“Thelma the Unicorn” : Une comédie acide sur l’industrie de la musique pop

“Thelma the Unicorn” : Une comédie acide sur l’industrie de la musique pop

Réécriture de l’article sur la série TV “Thelma the Unicorn”

Plus proche dans son ton des séries pour adultes comme “BoJack Horseman” que des franchises fades de “Sing” d’Illumination, “Thelma the Unicorn” de Netflix évite de tomber dans l’originalité grâce à des touches d’humour acide et à une pléthore de personnages loufoques. Cette fable colorée, adaptée du livre pour enfants populaire de 2015 d’Aaron Blabey, met en scène un poney femelle poursuivant la gloire musicale déguisée en créature magique cornue. En changeant d’identité pour poursuivre ses ambitions, Thelma se trahit elle-même et ceux qui la connaissent vraiment.

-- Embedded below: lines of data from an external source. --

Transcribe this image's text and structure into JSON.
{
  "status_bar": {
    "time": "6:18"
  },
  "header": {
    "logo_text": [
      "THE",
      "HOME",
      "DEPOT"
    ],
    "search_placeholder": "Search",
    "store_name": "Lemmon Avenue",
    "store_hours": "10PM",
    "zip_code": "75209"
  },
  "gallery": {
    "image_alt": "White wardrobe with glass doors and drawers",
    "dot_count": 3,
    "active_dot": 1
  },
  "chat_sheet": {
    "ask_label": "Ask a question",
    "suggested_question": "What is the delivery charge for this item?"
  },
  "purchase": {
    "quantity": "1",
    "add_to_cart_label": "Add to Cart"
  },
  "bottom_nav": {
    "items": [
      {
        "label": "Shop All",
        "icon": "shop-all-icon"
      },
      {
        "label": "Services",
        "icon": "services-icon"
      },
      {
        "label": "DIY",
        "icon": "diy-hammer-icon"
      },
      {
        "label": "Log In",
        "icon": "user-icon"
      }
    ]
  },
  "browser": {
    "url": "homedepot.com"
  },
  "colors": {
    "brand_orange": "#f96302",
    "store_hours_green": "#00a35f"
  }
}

Les réalisateurs et la distribution

Cette adaptation marque les débuts en long métrage animé des co-réalisateurs Jared Hess et Lynn Wang. Hess, surtout connu pour avoir co-écrit et réalisé le succès indépendant de 2004 “Napoleon Dynamite”, a reçu une nomination aux Oscars cette année pour le court métrage animé artisanal “Ninety-Five Senses” sur un condamné à mort. Il partage cette accolade avec sa femme et collaboratrice de longue date, Jerusha Hess (également sa co-scénariste sur “Thelma”). Ce travail honoré est un univers très éloigné de celui où les humains coexistent avec des animaux qui parlent.

Alice
Brittany Howard, ancienne chanteuse du groupe Alabama Shakes, prête sa voix à l’héroïne chantante en proie aux doutes. Il y a une dissonance attrayante entre l’apparence du petit poney et les talents vocaux puissants de la chanteuse, qui semblent mieux adaptés à des ballades rock soul que à de la pop insipide. La voix prenante de Howard exprime que peu importe l’apparence physique de Thelma, c’est son talent qui devrait attirer l’attention du public.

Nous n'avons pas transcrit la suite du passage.